TAKAO 599 MUSEUM

高尾山の宝物たち

昆虫図鑑

数千種類の昆虫が棲み、箕面山(大阪)、貴船山(京都)と並び日本三大昆虫生息地に数えられる高尾山は、その種の多様さと都心からのアクセスの良さも重なって、古くから昆虫研究のフィールドとして愛されてきました。こうした経緯から、高尾山で初めて発見された種も多く、タカオシャチホコやタカオメダカカミキリなど、高尾山の名を冠に持つ昆虫も存在しています。

  • キマワリ ゴミムシダマシ科
    キマワリ
    キマワリ ゴミムシダマシ科
    北海道、本州、四国、九州などに分布。平地から山地の雑木林などに生息する。都心の街路樹などにもよく見られ、高尾山でも山道や大きな木々の周りでよく見られる昆虫のひとつ。長い脚を持ち、木のまわりをよく歩いていることから、この和名がつけられたとされている。全身ほぼ真っ黒で、背面にはやや銅色や藍色がかった光沢がある。上翅(じょうし :甲虫類の二対の翅(はね)のうち、背部をおおうかたい翅)には浅い溝状のすじがいくつも入っている。主に木材の部分を食べるため、樹林の幹のあたりや朽ち木(くちき)、枯れ木などに集まることが多い。幼虫の餌も成虫と同じで、朽ち木、倒木、切り株などの中で木材の部分を食べて育つ。

    体長|約16~20ミリ
    成虫の出現期|5~8月頃
  • アオハムシダマシ ゴミムシダマシ科
    アオハムシダマシ
    アオハムシダマシ ゴミムシダマシ科
    本州、四国、九州と、対馬、屋久島などに分布。平地から低山地の野草の生える草原や緑地、雑木林に生息する。細長い筒状をした体は、頭部から胸部、腹部に至るまで金属的な光沢のある鮮やかな緑色をしている。触角と脚はうすい黄褐色で、関節付近などは暗褐色となっている。タマムシなどと並んでメタリック系の美しい甲虫として昆虫好きに知られる。
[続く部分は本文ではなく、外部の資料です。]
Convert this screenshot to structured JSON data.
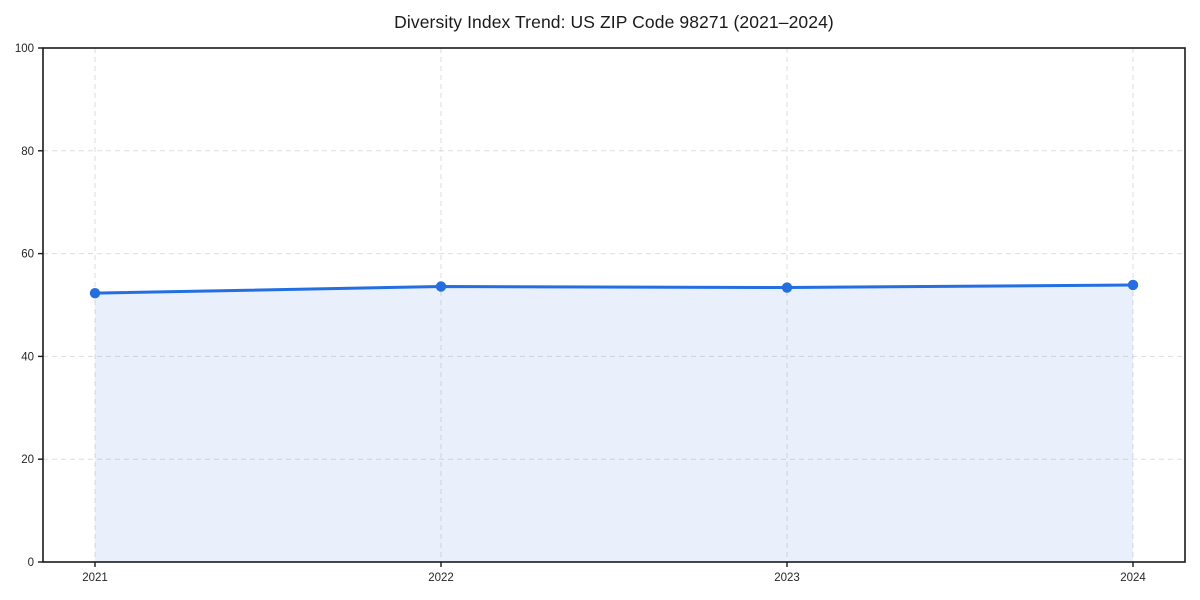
{
  "title": "Diversity Index Trend: US ZIP Code 98271 (2021–2024)",
  "chart_data": {
    "type": "area",
    "title": "Diversity Index Trend: US ZIP Code 98271 (2021–2024)",
    "categories": [
      "2021",
      "2022",
      "2023",
      "2024"
    ],
    "values": [
      52.3,
      53.6,
      53.4,
      53.9
    ],
    "series_name": "Diversity Index",
    "xlabel": "",
    "ylabel": "",
    "ylim": [
      0,
      100
    ],
    "yticks": [
      0,
      20,
      40,
      60,
      80,
      100
    ],
    "grid": "dashed-both-axes",
    "legend": "none",
    "marker": "circle",
    "line_color": "#236EE1",
    "fill_color": "#236EE1",
    "fill_opacity": 0.1,
    "grid_color": "#dddddd",
    "border_color": "#1a1a1a",
    "background_color": "#ffffff"
  }
}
春先から初夏にかけて姿を現わし、山林に生えるコガクウツギ、リョウブなどの花の上にいることが多い。それらの蜜を主な餌としている。

    体長|約9~12ミリ
    成虫の出現期|4~6月頃
  • アカガネサルハムシ ハムシ科
    アカガネサルハムシ
    アカガネサルハムシ ハムシ科
    北海道、本州、四国、九州、沖縄に分布。低地から山地の雑木林やその周辺の草むらなどに生息する。畑などでもよく見かけられる。個体差はあるが、多くは上翅(じょうし:甲虫類の二対の翅(はね)のうち、背部をおおうかたい翅)の大部分が名前にあるように赤銅色をしており、それ以外の部分はメタリックグリーンとなっている。角度によって色合いが変わって見えることもあり、非常に美しい。春先から夏にかけて見られ、エビヅルなどブドウ類、トサミズキ、ハッカなどの葉を食べる。普段は、これらの植物の葉の上にいることが多い。幼虫は土の中で成虫と同じ植物の根を餌にしており、幼虫、成虫ともブドウの害虫として知られる。

    体長|約5~7ミリ
    成虫の出現期|5~8月頃
  • イタドリハムシ ハムシ科
    イタドリハムシ
    イタドリハムシ ハムシ科
    北海道、本州、四国、九州に分布。平地から山地の森林や草地、農作物の畑や河原の草むらなどに生息する。テントウムシの仲間のような色と模様を持つハムシで、頭部と胸部は光沢のある黒色、上翅(じょうし:甲虫類の二対の翅(はね)のうち、背部をおおうかたい翅)は地色が黒で、上と下に大きなオレンジ色の斑紋が並ぶ。この模様の形や色味は個体によってかなり違い、全体に大きく広がるものから一部のみ染まるものまでいる。太くて長い触角もよく目立つ。ハムシの仲間は種類によってそれぞれ異なる植物の葉を食べるが、イタドリハムシは名前にもなっているようにイタドリを好み、その葉の上で見かけることが多い。ほかにギシギシやスイバなどの葉も食べる。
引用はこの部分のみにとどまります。